There are some misperceptions concerning the Indigenous blockades of the railways across Canada in support of the Wet’suwet’en hereditary chiefs.

It starts with Canada’s apartheid system of reservations as controlled by the federal government by way of the 1876 Indian Act.

The band councils have jurisdiction over only the reserves and not the original native territories.

The reserves are minuscule fragments of what comprised the original First Nations’ territories.

In 1997, the Supreme Court of Canada essentially ruled in the Delgamuukw case that land title had not been given up for unceded territories, most of which is in British Columbia.

The band councils do not have effective jurisdiction of these unceded territories as the hereditary chiefs have never ceded their original territories, giving them the legal right to protest on and for their territories.
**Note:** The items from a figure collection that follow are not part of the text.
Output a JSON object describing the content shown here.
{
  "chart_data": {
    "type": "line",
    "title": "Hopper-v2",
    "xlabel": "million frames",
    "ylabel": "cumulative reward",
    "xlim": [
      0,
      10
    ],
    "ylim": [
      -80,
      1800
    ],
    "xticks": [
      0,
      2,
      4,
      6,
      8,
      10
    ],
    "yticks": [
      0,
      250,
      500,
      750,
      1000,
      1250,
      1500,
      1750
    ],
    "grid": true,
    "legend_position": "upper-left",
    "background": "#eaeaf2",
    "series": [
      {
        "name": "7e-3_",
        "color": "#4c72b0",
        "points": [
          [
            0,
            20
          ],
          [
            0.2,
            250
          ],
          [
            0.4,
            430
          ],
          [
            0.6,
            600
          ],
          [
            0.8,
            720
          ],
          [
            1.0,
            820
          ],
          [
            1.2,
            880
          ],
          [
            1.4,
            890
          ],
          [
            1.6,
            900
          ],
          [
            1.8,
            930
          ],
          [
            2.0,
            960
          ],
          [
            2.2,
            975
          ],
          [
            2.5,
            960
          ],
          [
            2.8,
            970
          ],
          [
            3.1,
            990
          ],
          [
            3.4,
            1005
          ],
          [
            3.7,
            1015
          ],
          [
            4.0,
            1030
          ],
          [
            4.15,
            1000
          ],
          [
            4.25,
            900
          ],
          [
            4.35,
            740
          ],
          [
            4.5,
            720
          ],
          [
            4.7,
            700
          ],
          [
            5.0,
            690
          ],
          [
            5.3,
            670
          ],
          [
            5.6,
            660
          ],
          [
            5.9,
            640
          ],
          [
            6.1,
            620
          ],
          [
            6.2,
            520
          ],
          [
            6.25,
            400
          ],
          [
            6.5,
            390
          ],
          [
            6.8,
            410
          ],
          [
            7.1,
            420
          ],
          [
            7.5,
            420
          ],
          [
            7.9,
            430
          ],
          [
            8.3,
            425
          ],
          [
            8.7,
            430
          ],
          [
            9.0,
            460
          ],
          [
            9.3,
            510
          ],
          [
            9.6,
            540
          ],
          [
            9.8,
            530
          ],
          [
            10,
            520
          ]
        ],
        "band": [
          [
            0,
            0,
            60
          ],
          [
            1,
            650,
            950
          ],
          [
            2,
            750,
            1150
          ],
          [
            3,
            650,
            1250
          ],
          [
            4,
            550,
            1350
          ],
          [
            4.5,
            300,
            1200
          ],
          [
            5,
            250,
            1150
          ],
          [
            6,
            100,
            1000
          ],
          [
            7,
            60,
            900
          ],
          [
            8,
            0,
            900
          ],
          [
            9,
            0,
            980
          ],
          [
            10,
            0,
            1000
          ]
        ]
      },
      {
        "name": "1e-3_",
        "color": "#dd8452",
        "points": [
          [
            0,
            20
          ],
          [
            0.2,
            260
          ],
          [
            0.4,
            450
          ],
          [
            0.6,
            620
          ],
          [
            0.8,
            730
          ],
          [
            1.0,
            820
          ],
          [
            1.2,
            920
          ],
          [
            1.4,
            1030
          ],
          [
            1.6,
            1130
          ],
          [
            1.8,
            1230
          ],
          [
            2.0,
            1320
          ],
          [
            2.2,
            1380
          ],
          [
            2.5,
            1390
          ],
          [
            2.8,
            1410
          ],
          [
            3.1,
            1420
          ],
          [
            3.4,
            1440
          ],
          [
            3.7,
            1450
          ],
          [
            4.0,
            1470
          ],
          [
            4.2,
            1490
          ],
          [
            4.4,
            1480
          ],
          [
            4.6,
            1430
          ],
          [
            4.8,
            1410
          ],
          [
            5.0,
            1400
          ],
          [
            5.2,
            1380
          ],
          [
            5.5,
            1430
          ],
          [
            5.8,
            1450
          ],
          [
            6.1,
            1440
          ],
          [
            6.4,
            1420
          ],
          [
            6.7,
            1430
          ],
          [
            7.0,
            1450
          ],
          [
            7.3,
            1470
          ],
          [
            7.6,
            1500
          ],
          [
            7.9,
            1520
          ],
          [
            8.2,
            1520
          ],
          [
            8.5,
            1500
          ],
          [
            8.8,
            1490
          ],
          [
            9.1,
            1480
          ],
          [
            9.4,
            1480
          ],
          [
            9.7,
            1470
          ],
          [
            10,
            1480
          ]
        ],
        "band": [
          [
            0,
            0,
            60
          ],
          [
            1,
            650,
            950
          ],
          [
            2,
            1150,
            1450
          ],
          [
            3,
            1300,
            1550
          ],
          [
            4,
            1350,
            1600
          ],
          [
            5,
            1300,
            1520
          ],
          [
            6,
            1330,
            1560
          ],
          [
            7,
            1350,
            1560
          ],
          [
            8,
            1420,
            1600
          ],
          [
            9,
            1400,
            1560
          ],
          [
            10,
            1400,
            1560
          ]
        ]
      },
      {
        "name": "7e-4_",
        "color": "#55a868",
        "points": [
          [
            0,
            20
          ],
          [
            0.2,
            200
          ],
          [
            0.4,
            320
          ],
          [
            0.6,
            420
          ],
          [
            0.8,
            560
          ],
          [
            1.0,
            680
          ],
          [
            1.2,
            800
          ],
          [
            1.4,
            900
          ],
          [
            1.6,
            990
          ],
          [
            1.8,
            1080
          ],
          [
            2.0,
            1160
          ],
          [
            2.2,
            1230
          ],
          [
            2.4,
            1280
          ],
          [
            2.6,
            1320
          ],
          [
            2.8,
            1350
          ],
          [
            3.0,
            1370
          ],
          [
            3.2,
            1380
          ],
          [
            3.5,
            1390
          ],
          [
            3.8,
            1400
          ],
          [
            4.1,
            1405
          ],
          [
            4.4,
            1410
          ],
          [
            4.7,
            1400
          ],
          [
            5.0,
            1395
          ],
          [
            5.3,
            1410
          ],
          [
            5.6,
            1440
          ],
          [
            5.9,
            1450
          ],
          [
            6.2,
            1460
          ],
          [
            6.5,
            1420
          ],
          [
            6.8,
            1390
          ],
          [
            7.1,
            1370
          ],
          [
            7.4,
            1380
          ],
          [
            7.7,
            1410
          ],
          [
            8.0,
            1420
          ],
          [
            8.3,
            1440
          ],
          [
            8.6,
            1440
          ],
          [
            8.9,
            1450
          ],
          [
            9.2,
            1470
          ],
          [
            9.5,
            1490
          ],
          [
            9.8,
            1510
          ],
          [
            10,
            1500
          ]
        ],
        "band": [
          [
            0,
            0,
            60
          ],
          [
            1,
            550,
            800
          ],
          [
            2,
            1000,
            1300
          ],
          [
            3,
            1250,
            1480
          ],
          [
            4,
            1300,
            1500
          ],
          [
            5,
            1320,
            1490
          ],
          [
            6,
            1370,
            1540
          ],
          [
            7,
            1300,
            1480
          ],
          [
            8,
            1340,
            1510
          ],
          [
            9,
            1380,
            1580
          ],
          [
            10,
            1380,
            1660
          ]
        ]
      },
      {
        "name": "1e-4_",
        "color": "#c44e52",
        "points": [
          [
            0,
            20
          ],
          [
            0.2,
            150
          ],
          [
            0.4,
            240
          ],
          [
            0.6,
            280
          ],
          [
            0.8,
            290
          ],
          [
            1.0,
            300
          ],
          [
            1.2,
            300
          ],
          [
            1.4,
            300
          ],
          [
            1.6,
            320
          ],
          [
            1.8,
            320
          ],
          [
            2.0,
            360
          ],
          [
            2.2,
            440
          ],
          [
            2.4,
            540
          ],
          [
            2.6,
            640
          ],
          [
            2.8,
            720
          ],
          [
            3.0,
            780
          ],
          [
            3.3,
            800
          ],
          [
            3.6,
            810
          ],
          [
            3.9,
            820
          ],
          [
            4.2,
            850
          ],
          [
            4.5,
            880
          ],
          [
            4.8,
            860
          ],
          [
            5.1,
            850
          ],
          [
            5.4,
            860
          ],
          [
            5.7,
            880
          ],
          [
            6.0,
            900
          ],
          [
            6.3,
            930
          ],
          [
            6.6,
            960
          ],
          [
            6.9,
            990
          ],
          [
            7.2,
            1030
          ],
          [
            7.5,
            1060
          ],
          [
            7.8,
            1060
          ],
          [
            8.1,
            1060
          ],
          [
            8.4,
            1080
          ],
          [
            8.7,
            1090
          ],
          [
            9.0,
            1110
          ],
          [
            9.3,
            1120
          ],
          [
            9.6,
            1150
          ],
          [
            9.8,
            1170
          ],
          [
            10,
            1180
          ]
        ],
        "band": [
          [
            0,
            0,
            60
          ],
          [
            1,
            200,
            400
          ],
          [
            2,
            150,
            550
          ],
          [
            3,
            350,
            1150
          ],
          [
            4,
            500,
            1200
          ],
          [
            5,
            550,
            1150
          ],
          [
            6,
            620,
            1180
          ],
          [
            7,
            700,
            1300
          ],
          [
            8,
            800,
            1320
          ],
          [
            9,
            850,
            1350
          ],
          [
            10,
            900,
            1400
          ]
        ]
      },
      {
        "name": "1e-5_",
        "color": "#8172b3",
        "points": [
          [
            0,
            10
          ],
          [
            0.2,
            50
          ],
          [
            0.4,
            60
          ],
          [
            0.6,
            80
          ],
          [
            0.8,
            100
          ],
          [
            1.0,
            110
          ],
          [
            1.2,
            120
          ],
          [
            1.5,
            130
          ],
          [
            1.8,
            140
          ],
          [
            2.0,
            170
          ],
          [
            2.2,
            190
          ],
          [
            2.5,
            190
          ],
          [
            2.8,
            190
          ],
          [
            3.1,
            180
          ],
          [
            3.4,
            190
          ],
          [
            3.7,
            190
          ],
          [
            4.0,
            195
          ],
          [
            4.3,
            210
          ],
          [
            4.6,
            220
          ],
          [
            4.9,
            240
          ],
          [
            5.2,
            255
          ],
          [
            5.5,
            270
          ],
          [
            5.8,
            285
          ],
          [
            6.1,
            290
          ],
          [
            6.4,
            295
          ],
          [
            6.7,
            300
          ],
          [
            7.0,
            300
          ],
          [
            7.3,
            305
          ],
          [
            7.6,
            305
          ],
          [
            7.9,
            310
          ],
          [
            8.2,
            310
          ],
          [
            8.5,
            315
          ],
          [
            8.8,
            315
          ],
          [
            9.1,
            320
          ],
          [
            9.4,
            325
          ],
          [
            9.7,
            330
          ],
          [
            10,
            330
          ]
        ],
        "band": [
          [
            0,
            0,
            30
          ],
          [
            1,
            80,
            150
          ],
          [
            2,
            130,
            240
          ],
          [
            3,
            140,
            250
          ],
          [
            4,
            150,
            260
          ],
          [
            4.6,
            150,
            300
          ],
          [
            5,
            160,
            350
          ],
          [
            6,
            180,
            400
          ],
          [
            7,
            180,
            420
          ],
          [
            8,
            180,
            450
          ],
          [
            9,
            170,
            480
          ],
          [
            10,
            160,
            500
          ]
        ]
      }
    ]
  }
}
It is most fitting how most blockades are on railway lines. Most reserves in B.C. have lost significant territory or relocation due to the governments of the day illegally taking over reservation land (as protected by law as far back as the Royal Proclamation of 1763 and as recently as the UN Declaration on Indigenous Rights, accepted by Canada in 1992) and using them for railway right-of-ways.

Across the prairies, with the desire of the federal government to control these lands and ethnically cleanse it of Indigenous peoples, immense grants of land were made to the Hudson’s Bay Company with much of that land allotted for railways.

For the writer who wanted to have the Indigenous population indemnify the losses to the railways and businesses because of the current blockades (“Pipeline protests hamper negotiations,” Wednesday, Feb. 21), he needs to consider that perhaps first Canada should indemnify the Indigenous peoples at fair market value for their stolen territories.

Three books I can recommend on the topic that provide valuable historical analysis: Making Native Space by Cole Harris (UBC Press, 2002); Contact and Conflict by Robin Fisher (UBC Press, 1992); and Clearing the Plains by James Daschuk (U. of Regina Press, 2013).

All are highly informative and well worth reading.